Over die taal gesproken, die kan heel poëtisch zijn, uiteraard, en je hierdoor juist diep raken. Maar hij houdt je als kijker ook op afstand. Je hoeft immers niet alles uit te spreken, maar kunt het ook laten zien. Zo voelt het een beetje onnodig om Claudius de tekst te horen uitspreken: ‘My soul is full of discord and dismay’ terwijl hij met Gertrude door een gang loopt. Maar in een toneelsetting, waarin je niet kunt inzoomen op gezichten is dit waarschijnlijk wat minder onlogisch.
Wat dat betreft is deze filmregistratie een beetje een vreemde eend in de bijt. Het maakt gebruik van beide kunstvormen – film en theater – maar gebruikt beide niet optimaal. Het is een interessante hybride vorm maar ook een beetje vlees noch vis. Regelmatig blijf je als kijker teveel op afstand en je te bewust van de gekunstelde vorm die een ‘echt’ toneel verdient.
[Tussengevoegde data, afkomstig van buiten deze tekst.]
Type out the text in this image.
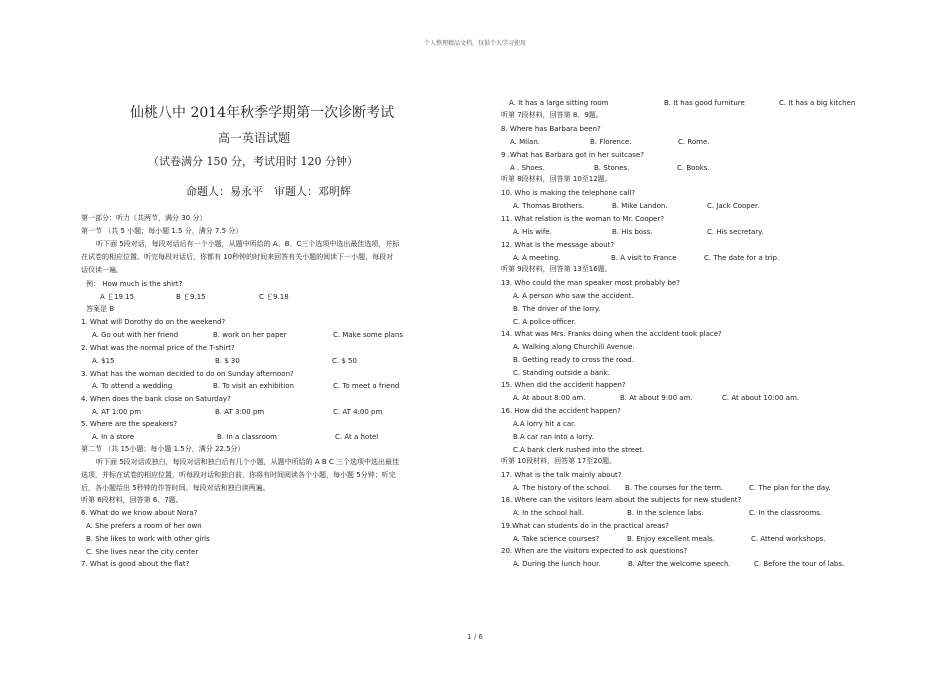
个人整理精品文档，仅供个人学习使用
仙桃八中 2014年秋季学期第一次诊断考试
高一英语试题
（试卷满分 150 分，考试用时 120 分钟）
命题人：易永平　审题人：邓明辉
第一部分：听力（共两节，满分 30 分）
第一节 （共 5 小题；每小题 1.5 分，满分 7.5 分）
听下面 5段对话，每段对话后有一个小题，从题中所给的 A、B、C三个选项中选出最佳选项，并标
在试卷的相应位置。听完每段对话后，你都有 10秒钟的时间来回答有关小题的阅读下一小题，每段对
话仅读一遍。
例： How much is the shirt?
A ￡19.15	B ￡9.15	C ￡9.18
答案是 B
1. What will Dorothy do on the weekend?
A. Go out with her friend	B. work on her paper	C. Make some plans
2. What was the normal price of the T-shirt?
A. $15	B. $ 30	C. $ 50
3. What has the woman decided to do on Sunday afternoon?
A. To attend a wedding	B. To visit an exhibition	C. To meet a friend
4. When does the bank close on Saturday?
A. AT 1:00 pm	B. AT 3:00 pm	C. AT 4:00 pm
5. Where are the speakers?
A. In a store	B. In a classroom	C. At a hotel
第二节 （共 15小题；每小题 1.5分，满分 22.5分）
听下面 5段对话或独白，每段对话和独白后有几个小题，从题中所给的 A B C 三个选项中选出最佳
选项，并标在试卷的相应位置，听每段对话和独白前，你将有时间阅读各个小题，每小题 5分钟；听完
后，各小题给出 5秒钟的作答时间。每段对话和独白读两遍。
听第 6段材料，回答第 6、7题。
6. What do we know about Nora?
A. She prefers a room of her own
B. She likes to work with other girls
C. She lives near the city center
7. What is good about the flat?
A. It has a large sitting room	B. It has good furniture	C. It has a big kitchen
听第 7段材料，回答第 8、9题。
8. Where has Barbara been?
A. Milan.	B. Florence.	C. Rome.
9 .What has Barbara got in her suitcase?
A . Shoes.	B. Stones.	C. Books.
听第 8段材料，回答第 10至12题。
10. Who is making the telephone call?
A. Thomas Brothers.	B. Mike Landon.	C. Jack Cooper.
11. What relation is the woman to Mr. Cooper?
A. His wife.	B. His boss.	C. His secretary.
12. What is the message about?
A. A meeting.	B. A visit to France	C. The date for a trip.
听第 9段材料，回答第 13至16题。
13. Who could the man speaker most probably be?
A. A person who saw the accident.
B. The driver of the lorry.
C. A police officer.
14. What was Mrs. Franks doing when the accident took place?
A. Walking along Churchill Avenue.
B. Getting ready to cross the road.
C. Standing outside a bank.
15. When did the accident happen?
A. At about 8:00 am.	B. At about 9:00 am.	C. At about 10:00 am.
16. How did the accident happen?
A.A lorry hit a car.
B.A car ran into a lorry.
C.A bank clerk rushed into the street.
听第 10段材料，回答第 17至20题。
17. What is the talk mainly about?
A. The history of the school. B. The courses for the term.	C. The plan for the day.
18. Where can the visitors leam about the subjects for new student?
A. In the school hall.	B. In the science labs.	C. In the classrooms.
19.What can students do in the practical areas?
A. Take science courses?	B. Enjoy excellent meals.	C. Attend workshops.
20. When are the visitors expected to ask questions?
A. During the lunch hour.	B. After the welcome speech.	C. Before the tour of labs.
1 / 6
Maar op andere momenten hang je aan de lippen van de acteurs, zoals Jenny Seagrove, Jonathan Hyde of Alis Wyn Davies (als Ophelia). Waaruit blijkt dat echte kwaliteit zich niet laat beperken. Je leeft hoe dan ook mee met de acteurs en kunt dan helemaal vergeten dat de setting niet optimaal is, zoals wanneer Hamlet zijn moeder confronteert (en Polonius vermoordt) of de beroemde ‘To be or not to be’-speech afsteekt.
Wanneer de omgeving heel minimalistisch is en nauwelijks opsmuk heeft, is het zelfs zo dat de kracht van de vertolking extra goed duidelijk wordt, omdat er niets is om je af te leiden. Of omdat dan je eigen verbeelding de vrije loopt krijgt. Een beetje zoals in het experimentele ‘Dogville’, waarin Lars Van Trier zijn dramatische verhaal volledig op een podium liet afspelen, waarbij woningen werden aangeduid met slechts wat krijtstrepen op de vloer. In zo’n geval kún je je alleen maar op het verhaal, de thema’s en de acteerprestaties concentreren.
Deze en andere elementen spelen een rol bij de beoordeling van deze bijzondere Hamlet-film. Het is allemaal enigszins vervreemdend maar we zien hier ook een verhaal en acteerprestaties waartoe je altijd toegang zou moeten kunnen houden. Met daarbij de pijnlijke realisatie dat dit niet vanzelfsprekend is en het ook zomaar op zou kunnen houden, als er teveel gesneden wordt in cultuurbudgetten. Deze – hoe zeggen we het netjes? – gemankeerde productie, is daarmee eigenlijk het beste argument voor het voortbestaan van theaters en de cultuursector.